Unexpectedly Intriguing!
September 2, 2010

Seasonally-adjusted first time jobless claims were announced on 2 September 2010 to be 472,000. Which was down some 6,000 from the previous week's revised total of new initial unemployment insurance claims of 478,000, which itself was down from the 504,000 filings of two weeks ago.

You might think those numbers represent a positive trend, as it would seem that the number of people filing unemployment insurance claims for the first time after having been laid off from their jobs seems to be falling. You would be wrong.

Seasonally-Adjusted Initial Unemployment Insurance Claims, 26 June 2006 through 2 September 2010 We find that's the case when we look at the overall trend in first time jobless claims since 21 November 2009, when the current trend was first established. What we find is that overall the overall trend in the number of initial unemployment insurance claims filed each week is flattening out, and has nearly become flat.
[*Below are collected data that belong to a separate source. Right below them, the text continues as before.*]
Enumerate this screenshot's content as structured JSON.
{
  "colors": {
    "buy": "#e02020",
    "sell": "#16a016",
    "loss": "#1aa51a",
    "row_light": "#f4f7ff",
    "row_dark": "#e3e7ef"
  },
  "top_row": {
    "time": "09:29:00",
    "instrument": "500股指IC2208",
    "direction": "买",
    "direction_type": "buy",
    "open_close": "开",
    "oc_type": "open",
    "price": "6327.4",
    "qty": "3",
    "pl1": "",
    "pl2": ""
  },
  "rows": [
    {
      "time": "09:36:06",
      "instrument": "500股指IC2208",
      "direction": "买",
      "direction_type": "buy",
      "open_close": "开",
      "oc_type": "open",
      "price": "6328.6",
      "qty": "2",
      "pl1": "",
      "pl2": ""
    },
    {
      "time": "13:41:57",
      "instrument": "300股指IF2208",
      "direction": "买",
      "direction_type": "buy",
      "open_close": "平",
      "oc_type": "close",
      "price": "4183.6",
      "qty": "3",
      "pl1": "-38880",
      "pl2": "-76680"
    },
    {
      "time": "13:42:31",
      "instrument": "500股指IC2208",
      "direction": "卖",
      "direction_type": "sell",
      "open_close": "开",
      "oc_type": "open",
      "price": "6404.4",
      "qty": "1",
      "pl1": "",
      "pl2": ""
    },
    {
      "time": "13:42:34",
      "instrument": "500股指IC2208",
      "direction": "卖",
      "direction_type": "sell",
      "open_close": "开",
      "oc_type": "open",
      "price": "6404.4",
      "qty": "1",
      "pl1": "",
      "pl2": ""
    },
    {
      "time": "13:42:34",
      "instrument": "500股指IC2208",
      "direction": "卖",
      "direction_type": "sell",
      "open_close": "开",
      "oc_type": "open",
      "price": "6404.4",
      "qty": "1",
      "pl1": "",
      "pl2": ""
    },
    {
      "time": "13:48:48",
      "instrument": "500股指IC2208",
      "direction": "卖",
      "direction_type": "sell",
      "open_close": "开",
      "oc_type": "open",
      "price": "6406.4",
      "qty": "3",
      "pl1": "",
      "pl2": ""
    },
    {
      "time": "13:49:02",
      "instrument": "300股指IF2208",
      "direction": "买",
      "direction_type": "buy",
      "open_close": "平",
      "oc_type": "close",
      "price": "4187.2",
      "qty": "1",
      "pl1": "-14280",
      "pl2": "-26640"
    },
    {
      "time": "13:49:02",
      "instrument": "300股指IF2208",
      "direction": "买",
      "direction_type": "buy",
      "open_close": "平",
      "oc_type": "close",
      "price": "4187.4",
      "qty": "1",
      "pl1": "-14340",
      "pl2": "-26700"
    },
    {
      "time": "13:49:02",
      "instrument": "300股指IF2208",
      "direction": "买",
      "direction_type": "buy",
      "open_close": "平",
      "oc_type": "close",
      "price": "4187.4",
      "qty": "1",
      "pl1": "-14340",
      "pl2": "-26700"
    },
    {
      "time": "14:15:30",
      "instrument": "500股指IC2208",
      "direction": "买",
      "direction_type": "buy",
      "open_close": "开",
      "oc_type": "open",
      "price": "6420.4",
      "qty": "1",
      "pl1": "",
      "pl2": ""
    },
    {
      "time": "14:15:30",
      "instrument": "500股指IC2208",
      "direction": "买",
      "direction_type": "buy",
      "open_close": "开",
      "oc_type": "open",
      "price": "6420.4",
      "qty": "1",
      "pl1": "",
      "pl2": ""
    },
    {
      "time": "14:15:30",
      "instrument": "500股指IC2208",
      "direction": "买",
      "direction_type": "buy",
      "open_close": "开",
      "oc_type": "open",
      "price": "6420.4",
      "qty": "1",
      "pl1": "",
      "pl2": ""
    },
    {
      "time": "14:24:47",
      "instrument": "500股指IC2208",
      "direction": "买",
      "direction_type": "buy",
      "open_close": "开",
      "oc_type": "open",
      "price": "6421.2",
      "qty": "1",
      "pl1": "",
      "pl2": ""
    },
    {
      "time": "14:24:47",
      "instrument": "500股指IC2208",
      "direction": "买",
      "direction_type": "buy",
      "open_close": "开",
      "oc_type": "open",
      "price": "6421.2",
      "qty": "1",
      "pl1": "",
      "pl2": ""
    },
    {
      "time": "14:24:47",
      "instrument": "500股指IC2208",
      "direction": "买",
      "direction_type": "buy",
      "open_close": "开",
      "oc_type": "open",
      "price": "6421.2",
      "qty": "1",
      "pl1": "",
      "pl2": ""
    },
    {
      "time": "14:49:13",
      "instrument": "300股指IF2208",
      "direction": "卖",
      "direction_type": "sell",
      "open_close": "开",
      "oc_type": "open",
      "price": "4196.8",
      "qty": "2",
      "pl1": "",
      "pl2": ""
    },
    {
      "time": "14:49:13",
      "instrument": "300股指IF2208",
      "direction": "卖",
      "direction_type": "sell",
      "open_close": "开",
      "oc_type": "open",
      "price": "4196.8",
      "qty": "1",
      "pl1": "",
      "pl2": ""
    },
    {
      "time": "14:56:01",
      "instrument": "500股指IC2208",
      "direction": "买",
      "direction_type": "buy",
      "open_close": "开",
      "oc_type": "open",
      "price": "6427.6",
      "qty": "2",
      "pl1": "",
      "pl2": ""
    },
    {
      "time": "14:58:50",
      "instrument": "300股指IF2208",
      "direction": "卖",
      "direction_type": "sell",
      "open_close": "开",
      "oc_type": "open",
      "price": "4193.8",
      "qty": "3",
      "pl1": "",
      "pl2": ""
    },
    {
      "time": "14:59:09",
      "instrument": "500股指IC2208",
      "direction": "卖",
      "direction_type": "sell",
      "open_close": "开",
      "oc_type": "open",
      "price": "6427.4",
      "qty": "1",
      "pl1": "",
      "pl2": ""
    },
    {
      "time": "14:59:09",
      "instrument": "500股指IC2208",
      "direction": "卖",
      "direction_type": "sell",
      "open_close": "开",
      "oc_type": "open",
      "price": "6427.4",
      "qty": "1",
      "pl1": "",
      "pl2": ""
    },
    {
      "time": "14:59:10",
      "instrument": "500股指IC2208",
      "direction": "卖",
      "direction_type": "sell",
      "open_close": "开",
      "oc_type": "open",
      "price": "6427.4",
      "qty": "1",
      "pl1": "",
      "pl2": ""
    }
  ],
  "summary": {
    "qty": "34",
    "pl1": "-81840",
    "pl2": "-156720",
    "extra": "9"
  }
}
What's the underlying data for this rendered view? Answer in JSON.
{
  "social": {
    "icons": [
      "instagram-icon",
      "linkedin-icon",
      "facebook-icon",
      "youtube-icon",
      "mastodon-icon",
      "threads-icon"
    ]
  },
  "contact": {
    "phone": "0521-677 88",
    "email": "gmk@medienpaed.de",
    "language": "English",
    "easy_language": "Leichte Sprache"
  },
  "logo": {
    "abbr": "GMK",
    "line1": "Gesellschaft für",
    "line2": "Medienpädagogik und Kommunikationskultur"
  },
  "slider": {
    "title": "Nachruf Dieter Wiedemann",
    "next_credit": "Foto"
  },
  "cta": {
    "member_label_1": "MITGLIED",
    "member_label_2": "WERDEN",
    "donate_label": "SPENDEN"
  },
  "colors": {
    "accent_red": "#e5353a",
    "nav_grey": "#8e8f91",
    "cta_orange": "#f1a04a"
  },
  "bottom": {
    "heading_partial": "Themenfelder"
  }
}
The problem is that the number of new unemployment claims is becoming flat at a level far higher than the average 318,000 level that was typical during the full-employment, low-unemployment years of 2006 and 2007. Instead, we find the level of new jobless claims would appear to be stabilizing around a level of 465,000 weekly claims, some 147,000 claims higher than would be consistent with a growing U.S. economy.
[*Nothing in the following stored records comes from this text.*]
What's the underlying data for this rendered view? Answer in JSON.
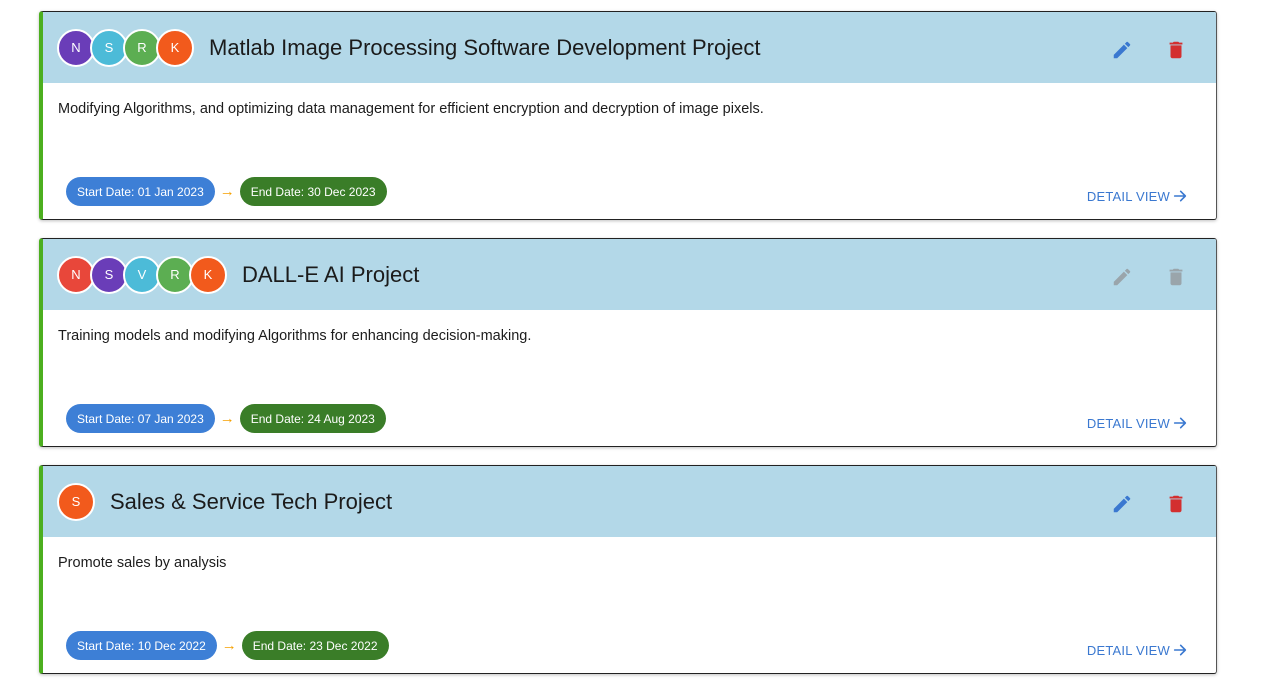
{
  "projects": [
    {
      "title": "Matlab Image Processing Software Development Project",
      "description": "Modifying Algorithms, and optimizing data management for efficient encryption and decryption of image pixels.",
      "members": [
        {
          "initial": "N",
          "color": "#6a3db8"
        },
        {
          "initial": "S",
          "color": "#4cbbd8"
        },
        {
          "initial": "R",
          "color": "#5cae52"
        },
        {
          "initial": "K",
          "color": "#f25a1c"
        }
      ],
      "start_date": "Start Date: 01 Jan 2023",
      "end_date": "End Date: 30 Dec 2023",
      "detail_label": "DETAIL VIEW",
      "actions_enabled": true
    },
    {
      "title": "DALL-E AI Project",
      "description": "Training models and modifying Algorithms for enhancing decision-making.",
      "members": [
        {
          "initial": "N",
          "color": "#e8473a"
        },
        {
          "initial": "S",
          "color": "#6a3db8"
        },
        {
          "initial": "V",
          "color": "#4cbbd8"
        },
        {
          "initial": "R",
          "color": "#5cae52"
        },
        {
          "initial": "K",
          "color": "#f25a1c"
        }
      ],
      "start_date": "Start Date: 07 Jan 2023",
      "end_date": "End Date: 24 Aug 2023",
      "detail_label": "DETAIL VIEW",
      "actions_enabled": false
    },
    {
      "title": "Sales & Service Tech Project",
      "description": "Promote sales by analysis",
      "members": [
        {
          "initial": "S",
          "color": "#f25a1c"
        }
      ],
      "start_date": "Start Date: 10 Dec 2022",
      "end_date": "End Date: 23 Dec 2022",
      "detail_label": "DETAIL VIEW",
      "actions_enabled": true
    }
  ],
  "colors": {
    "edit_active": "#3a78d0",
    "delete_active": "#d32f2f",
    "disabled": "#9aa5ab"
  },
  "icons": {
    "edit": "pencil-icon",
    "delete": "trash-icon",
    "detail": "arrow-right-icon",
    "date_separator": "→"
  }
}
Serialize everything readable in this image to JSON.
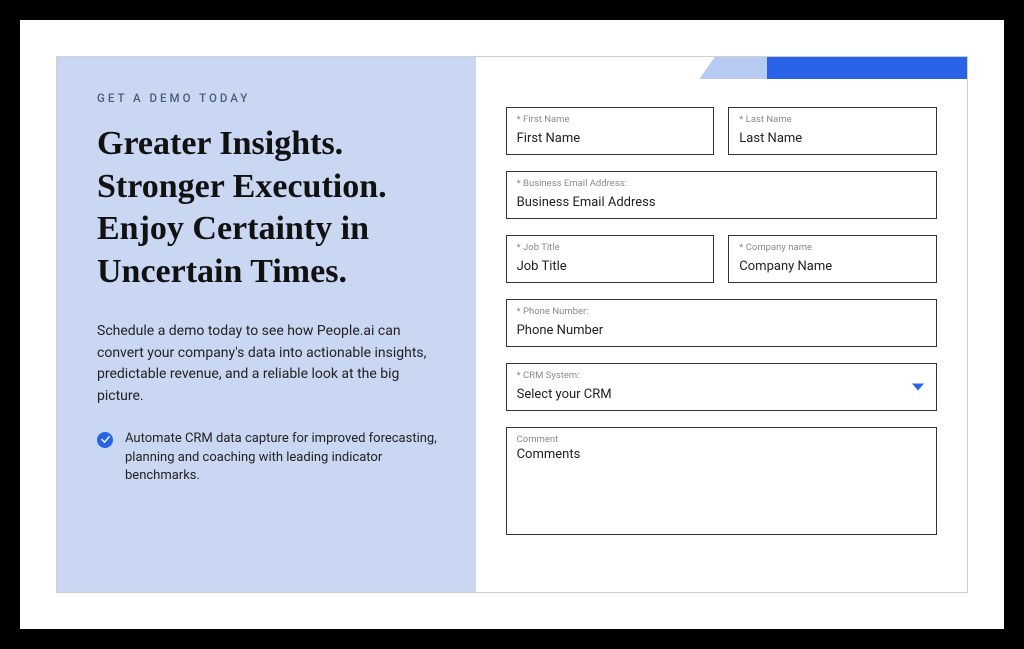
{
  "eyebrow": "GET A DEMO TODAY",
  "headline": "Greater Insights. Stronger Execution. Enjoy Certainty in Uncertain Times.",
  "subcopy": "Schedule a demo today to see how People.ai can convert your company's data into actionable insights, predictable revenue, and a reliable look at the big picture.",
  "bullet": "Automate CRM data capture for improved forecasting, planning and coaching with leading indicator benchmarks.",
  "form": {
    "first_name": {
      "label": "* First Name",
      "placeholder": "First Name"
    },
    "last_name": {
      "label": "* Last Name",
      "placeholder": "Last Name"
    },
    "email": {
      "label": "* Business Email Address:",
      "placeholder": "Business Email Address"
    },
    "job_title": {
      "label": "* Job Title",
      "placeholder": "Job Title"
    },
    "company": {
      "label": "* Company name",
      "placeholder": "Company Name"
    },
    "phone": {
      "label": "* Phone Number:",
      "placeholder": "Phone Number"
    },
    "crm": {
      "label": "* CRM System:",
      "placeholder": "Select your CRM"
    },
    "comment": {
      "label": "Comment",
      "placeholder": "Comments"
    }
  }
}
Using the standard deviation of the data for initial unemployment insurance claims filed since 21 November 2009, and assuming a normal bell-curve type distribution, we can now reasonably expect new weekly jobless claims filings will range between 415,000 and 515,000. A data figure falling outside of this range would be unexpected.

We would estimate a 68% probability that any future weekly jobless claims figure will fall between 448,000 and 482,000.

At least, until something happens to break the current trend, must as the introduction of health care reform legislation did to change the trend for the employee retention decisions of U.S. businesses back in November 2009. Prior to the introduction of the HR 3962 bill, the situation for new jobless claims was actually improving at a rapid rate, but the strong likelihood that health care reform that would impose higher costs on businesses would pass into law derailed it.

We had thought as recently as two weeks ago that a new negative trend might be in the process of being established, however the data of the last two weeks suggests that the current trend remains in effect, as the rules we follow for determining when an existing trend is broken weren't tripped.